Learning from the late Maryland pioneer J. Rob Davis on our first trip was a special experience. Assisted by the help of his son, of the same name, we were lucky to have great weather and our patient host finally got us in front of enough rays that we hit a few.
Our host:
My gear:
I just couldn't seem to hit those buggers at first, despite being pretty good in my youth at hitting riverside carp.
Had chances at a few in the 90 -100 pound range before we started hitting them. Huge rays!
Brent
got this 60 pounder first and unwisely had the line tied directly to his reel
instead of a float!

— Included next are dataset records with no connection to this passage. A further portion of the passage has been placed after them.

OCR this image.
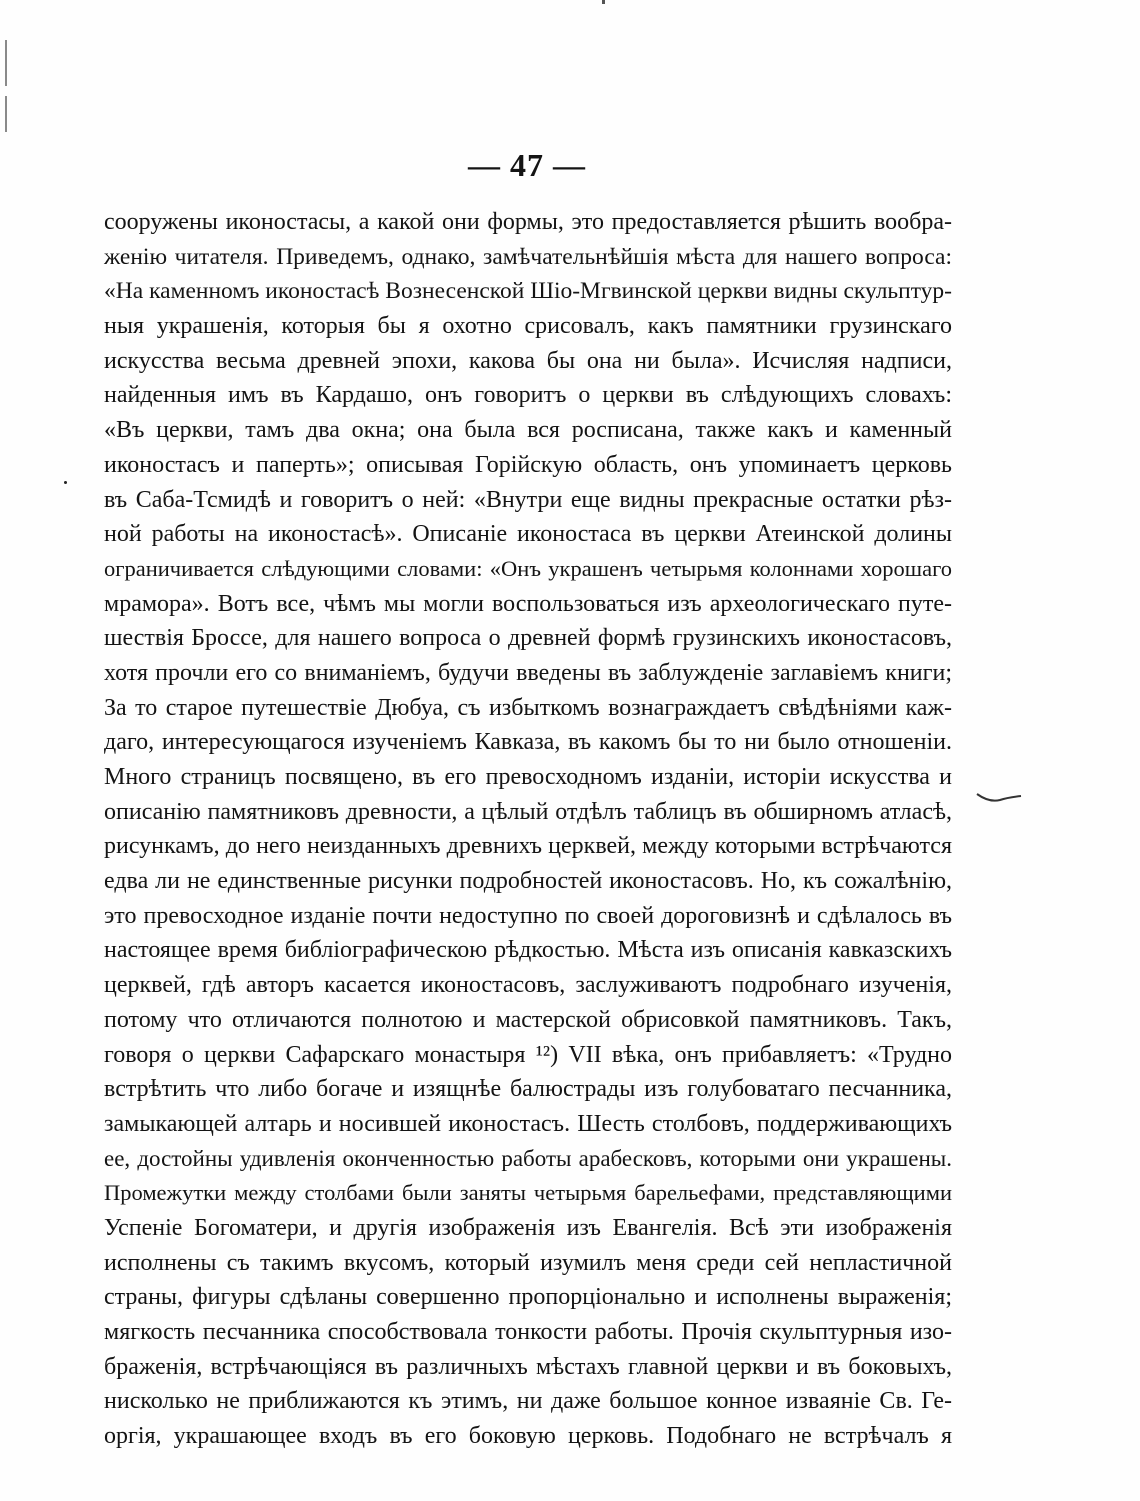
— 47 —
сооружены иконостасы, а какой они формы, это предоставляется рѣшить вообра-
женію читателя. Приведемъ, однако, замѣчательнѣйшія мѣста для нашего вопроса:
«На каменномъ иконостасѣ Вознесенской Шіо-Мгвинской церкви видны скульптур-
ныя украшенія, которыя бы я охотно срисовалъ, какъ памятники грузинскаго
искусства весьма древней эпохи, какова бы она ни была». Исчисляя надписи,
найденныя имъ въ Кардашо, онъ говоритъ о церкви въ слѣдующихъ словахъ:
«Въ церкви, тамъ два окна; она была вся росписана, также какъ и каменный
иконостасъ и паперть»; описывая Горійскую область, онъ упоминаетъ церковь
въ Саба-Тсмидѣ и говоритъ о ней: «Внутри еще видны прекрасные остатки рѣз-
ной работы на иконостасѣ». Описаніе иконостаса въ церкви Атеинской долины
ограничивается слѣдующими словами: «Онъ украшенъ четырьмя колоннами хорошаго
мрамора». Вотъ все, чѣмъ мы могли воспользоваться изъ археологическаго путе-
шествія Броссе, для нашего вопроса о древней формѣ грузинскихъ иконостасовъ,
хотя прочли его со вниманіемъ, будучи введены въ заблужденіе заглавіемъ книги;
За то старое путешествіе Дюбуа, съ избыткомъ вознаграждаетъ свѣдѣніями каж-
даго, интересующагося изученіемъ Кавказа, въ какомъ бы то ни было отношеніи.
Много страницъ посвящено, въ его превосходномъ изданіи, исторіи искусства и
описанію памятниковъ древности, а цѣлый отдѣлъ таблицъ въ обширномъ атласѣ,
рисункамъ, до него неизданныхъ древнихъ церквей, между которыми встрѣчаются
едва ли не единственные рисунки подробностей иконостасовъ. Но, къ сожалѣнію,
это превосходное изданіе почти недоступно по своей дороговизнѣ и сдѣлалось въ
настоящее время библіографическою рѣдкостью. Мѣста изъ описанія кавказскихъ
церквей, гдѣ авторъ касается иконостасовъ, заслуживаютъ подробнаго изученія,
потому что отличаются полнотою и мастерской обрисовкой памятниковъ. Такъ,
говоря о церкви Сафарскаго монастыря ¹²) VII вѣка, онъ прибавляетъ: «Трудно
встрѣтить что либо богаче и изящнѣе балюстрады изъ голубоватаго песчанника,
замыкающей алтарь и носившей иконостасъ. Шесть столбовъ, поддерживающихъ
ее, достойны удивленія оконченностью работы арабесковъ, которыми они украшены.
Промежутки между столбами были заняты четырьмя барельефами, представляющими
Успеніе Богоматери, и другія изображенія изъ Евангелія. Всѣ эти изображенія
исполнены съ такимъ вкусомъ, который изумилъ меня среди сей непластичной
страны, фигуры сдѣланы совершенно пропорціонально и исполнены выраженія;
мягкость песчанника способствовала тонкости работы. Прочія скульптурныя изо-
браженія, встрѣчающіяся въ различныхъ мѣстахъ главной церкви и въ боковыхъ,
нисколько не приближаются къ этимъ, ни даже большое конное изваяніе Св. Ге-
оргія, украшающее входъ въ его боковую церковь. Подобнаго не встрѣчалъ я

Rob looked at me in horror as we realized Brent could not release a float. That bugger almost pulled his bow, and him, in the
drink before we could get another arrow into it. Good thing it wasn't
one of the 90-100 pounders!
I finally connected with a cow nosed ray when a pair came by the bow of the boat, and I struck the trailing ray. Finally got one on the boat, and broke the curse!

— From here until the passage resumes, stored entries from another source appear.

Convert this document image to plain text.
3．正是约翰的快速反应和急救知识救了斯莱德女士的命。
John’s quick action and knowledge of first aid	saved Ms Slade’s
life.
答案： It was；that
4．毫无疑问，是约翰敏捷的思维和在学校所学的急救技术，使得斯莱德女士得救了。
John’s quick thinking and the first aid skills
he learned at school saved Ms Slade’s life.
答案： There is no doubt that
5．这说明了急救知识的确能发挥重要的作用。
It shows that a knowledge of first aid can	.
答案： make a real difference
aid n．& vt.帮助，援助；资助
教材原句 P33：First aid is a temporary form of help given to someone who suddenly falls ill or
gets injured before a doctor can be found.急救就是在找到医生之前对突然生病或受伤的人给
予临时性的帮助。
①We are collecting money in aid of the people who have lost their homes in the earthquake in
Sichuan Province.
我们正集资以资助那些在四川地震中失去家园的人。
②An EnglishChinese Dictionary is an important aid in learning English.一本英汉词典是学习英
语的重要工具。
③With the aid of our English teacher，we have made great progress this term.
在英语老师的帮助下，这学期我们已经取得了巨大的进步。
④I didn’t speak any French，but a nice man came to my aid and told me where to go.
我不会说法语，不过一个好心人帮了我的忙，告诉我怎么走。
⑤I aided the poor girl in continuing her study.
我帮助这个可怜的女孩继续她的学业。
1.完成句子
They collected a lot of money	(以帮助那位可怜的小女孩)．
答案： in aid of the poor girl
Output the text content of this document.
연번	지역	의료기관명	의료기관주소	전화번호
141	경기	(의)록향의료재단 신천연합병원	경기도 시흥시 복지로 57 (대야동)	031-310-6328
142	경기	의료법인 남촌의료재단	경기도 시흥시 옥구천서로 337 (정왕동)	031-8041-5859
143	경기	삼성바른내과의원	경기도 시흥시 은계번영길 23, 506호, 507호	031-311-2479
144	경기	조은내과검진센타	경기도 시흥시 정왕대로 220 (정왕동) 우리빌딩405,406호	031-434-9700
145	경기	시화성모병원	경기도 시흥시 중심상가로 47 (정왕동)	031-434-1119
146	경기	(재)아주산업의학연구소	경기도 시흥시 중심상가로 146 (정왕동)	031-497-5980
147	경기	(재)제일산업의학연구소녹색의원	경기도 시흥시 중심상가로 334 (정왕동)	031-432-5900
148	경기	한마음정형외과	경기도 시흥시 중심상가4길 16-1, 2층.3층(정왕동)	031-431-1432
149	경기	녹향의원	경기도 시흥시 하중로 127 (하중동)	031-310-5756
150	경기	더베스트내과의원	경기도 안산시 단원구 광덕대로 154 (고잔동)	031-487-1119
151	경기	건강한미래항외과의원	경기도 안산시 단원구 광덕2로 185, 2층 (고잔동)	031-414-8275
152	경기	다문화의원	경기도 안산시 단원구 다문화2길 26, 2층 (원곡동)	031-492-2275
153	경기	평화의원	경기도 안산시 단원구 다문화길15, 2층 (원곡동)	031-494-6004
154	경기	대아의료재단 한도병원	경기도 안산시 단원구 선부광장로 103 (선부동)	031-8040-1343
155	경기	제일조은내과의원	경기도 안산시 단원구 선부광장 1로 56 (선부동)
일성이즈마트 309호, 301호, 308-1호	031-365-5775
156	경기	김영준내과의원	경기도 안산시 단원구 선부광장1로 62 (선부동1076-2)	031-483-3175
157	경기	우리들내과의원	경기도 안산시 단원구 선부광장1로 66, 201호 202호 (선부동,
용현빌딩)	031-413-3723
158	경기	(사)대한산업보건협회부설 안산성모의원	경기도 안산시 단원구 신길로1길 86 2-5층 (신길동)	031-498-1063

The wind picked up and things were harder to see. I put an arrow into a
big Southern, but it pulled out when we were trying to get another
arrow into it. I was bummed and really wanted a southern.
I finally manged to
hit one, and we got it onboard as the wind really started making
visibility very hard once we flushed the ray the first time. Almost
blew my Sunset Hill bucket hat into the drink during the battle, but I
managed to catch it with one hand as it was flying away.
Victory! I managed to boat the Big-2 in Eastern ray hunting.
We had good amount of meat now to eat. Each wing holds a top and bottom fillet. The meat is pretty tasty.
Very delicate and not fishy at all. I can't wait to go back some day and
try for the 100 pounders again.
Filleting:
Nice fillets:
What a super day and great memories!